Proposition de loi d’expérimentation pour des territoires zéro chômage de longue durée

Laurent GrandGuillaume, Député de Côte-d'Or, nous a fait l'honneur de venir présenter la proposition de loi pour laquelle il est rapporteur à l'Assemblée nationale, dite d'expérimentation des territoires de chômage de longue durée.

Je tiens à remercier les représentants de l'Etat, les acteurs locaux de l'emploi, les élus et citoyens venus nombreux enrichir le débat.

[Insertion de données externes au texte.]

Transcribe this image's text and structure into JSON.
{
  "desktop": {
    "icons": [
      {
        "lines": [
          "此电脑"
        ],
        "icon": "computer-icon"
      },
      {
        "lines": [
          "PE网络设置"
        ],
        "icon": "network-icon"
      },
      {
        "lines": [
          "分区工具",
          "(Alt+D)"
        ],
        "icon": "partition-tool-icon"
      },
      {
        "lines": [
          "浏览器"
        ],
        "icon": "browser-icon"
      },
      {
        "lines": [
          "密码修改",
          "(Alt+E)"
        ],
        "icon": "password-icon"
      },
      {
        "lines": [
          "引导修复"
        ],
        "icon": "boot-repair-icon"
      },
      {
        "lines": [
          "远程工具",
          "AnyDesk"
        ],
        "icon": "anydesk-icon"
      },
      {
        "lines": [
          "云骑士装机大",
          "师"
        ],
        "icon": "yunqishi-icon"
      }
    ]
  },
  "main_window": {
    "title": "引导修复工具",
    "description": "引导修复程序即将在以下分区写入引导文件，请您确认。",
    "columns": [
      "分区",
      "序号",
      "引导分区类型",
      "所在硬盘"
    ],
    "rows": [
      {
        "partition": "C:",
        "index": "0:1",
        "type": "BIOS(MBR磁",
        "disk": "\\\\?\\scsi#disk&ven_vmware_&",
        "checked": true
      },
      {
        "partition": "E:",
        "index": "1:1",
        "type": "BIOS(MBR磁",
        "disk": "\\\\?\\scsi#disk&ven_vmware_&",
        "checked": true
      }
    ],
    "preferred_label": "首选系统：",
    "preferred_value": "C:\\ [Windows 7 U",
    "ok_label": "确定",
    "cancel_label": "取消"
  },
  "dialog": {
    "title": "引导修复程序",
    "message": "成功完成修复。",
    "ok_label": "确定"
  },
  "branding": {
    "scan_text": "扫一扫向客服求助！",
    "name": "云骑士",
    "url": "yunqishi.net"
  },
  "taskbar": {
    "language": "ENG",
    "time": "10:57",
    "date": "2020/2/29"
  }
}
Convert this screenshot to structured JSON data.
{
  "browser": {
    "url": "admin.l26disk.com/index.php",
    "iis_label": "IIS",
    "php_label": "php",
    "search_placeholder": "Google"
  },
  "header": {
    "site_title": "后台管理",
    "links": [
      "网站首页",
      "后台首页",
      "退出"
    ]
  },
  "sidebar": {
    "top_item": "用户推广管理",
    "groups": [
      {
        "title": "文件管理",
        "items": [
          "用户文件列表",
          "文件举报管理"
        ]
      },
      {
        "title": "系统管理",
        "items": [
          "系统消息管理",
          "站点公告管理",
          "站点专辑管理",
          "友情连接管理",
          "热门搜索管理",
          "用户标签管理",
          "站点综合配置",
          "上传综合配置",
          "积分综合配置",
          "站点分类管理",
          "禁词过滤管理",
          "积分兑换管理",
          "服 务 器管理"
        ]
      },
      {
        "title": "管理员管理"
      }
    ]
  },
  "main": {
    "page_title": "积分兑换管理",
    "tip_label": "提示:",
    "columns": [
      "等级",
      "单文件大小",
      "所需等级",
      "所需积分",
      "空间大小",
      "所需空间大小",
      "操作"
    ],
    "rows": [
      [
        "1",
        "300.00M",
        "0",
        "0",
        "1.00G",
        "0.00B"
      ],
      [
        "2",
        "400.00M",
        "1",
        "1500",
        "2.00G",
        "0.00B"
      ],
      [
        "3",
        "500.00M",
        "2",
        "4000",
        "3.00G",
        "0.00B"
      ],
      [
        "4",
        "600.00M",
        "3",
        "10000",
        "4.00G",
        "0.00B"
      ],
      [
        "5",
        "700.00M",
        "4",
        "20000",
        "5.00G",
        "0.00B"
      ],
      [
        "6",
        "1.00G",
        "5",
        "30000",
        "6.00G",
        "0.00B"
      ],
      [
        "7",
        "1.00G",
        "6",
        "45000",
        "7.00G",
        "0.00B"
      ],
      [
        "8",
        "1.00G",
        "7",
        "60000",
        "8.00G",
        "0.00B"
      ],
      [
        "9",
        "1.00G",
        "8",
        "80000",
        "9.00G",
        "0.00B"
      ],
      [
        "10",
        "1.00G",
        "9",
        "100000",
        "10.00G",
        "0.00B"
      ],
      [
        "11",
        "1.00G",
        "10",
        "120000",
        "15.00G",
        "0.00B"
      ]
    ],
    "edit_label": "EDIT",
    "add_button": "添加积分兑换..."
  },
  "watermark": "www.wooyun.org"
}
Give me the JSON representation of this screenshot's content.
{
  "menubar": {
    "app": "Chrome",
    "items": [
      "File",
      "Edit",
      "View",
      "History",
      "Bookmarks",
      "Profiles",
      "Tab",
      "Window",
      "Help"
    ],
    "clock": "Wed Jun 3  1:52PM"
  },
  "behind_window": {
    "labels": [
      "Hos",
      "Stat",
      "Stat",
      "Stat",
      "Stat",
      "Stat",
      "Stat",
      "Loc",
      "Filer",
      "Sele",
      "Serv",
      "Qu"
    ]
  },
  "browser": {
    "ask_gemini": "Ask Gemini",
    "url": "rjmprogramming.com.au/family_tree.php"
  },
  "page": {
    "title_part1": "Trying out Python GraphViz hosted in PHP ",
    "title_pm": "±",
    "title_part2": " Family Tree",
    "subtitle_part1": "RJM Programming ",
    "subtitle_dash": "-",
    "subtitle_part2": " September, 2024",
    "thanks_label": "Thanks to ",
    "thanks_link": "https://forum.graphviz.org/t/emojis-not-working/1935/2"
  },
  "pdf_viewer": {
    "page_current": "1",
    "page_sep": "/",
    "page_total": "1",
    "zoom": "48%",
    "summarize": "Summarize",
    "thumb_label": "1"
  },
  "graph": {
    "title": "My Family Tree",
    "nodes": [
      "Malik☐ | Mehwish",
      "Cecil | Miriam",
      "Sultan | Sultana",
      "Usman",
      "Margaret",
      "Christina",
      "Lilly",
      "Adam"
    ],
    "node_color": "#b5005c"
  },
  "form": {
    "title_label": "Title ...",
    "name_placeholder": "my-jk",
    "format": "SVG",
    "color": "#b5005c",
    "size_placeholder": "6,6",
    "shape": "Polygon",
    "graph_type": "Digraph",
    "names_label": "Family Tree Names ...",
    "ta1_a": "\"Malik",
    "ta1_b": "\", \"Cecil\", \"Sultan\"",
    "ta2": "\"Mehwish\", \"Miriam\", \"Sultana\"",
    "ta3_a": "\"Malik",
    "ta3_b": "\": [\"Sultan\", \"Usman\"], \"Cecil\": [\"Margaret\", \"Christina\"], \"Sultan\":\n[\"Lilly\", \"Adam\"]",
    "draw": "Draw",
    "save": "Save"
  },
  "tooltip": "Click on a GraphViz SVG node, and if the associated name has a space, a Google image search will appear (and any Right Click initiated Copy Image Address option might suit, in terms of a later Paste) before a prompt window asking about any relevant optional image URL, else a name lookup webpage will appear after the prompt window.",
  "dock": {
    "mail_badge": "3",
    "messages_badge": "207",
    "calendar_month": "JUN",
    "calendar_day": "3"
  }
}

C'est une proposition de loi qui vient de la société civile, et c'est là tout son intérêt. Elle a été votée à l'unanimité à l'Assemblée nationale - fait extrêmement rare - et dépasse les clivages politiques.

Comment ça marche ?

L'idée est de développer un modèle économique durable à partir d'un diagnostic du territoire : on identifie sur un territoire donné les besoins dans le secteur de l'économie sociale et solidaire et on les met en lien avec les besoins en termes d'emploi, uniquement s'agissant des chômeurs dits de longue durée. Les moyens utilisés pour le chômage de longue durée - environ 15000 €/an/chômeur de longue durée - sont ensuite mobilisés pour financer ces emplois.

La loi met en place un fonds national sous l'autorité de l'Etat qui financera l'expérimentation avec notamment, les moyens réaffectés, et proposera 10 territoires pour la mettre en place, ce pendant 5 ans. Les territoires intéressés doivent donc commencer à travailler dès maintenant pour proposer à ce fonds un projet cohérent .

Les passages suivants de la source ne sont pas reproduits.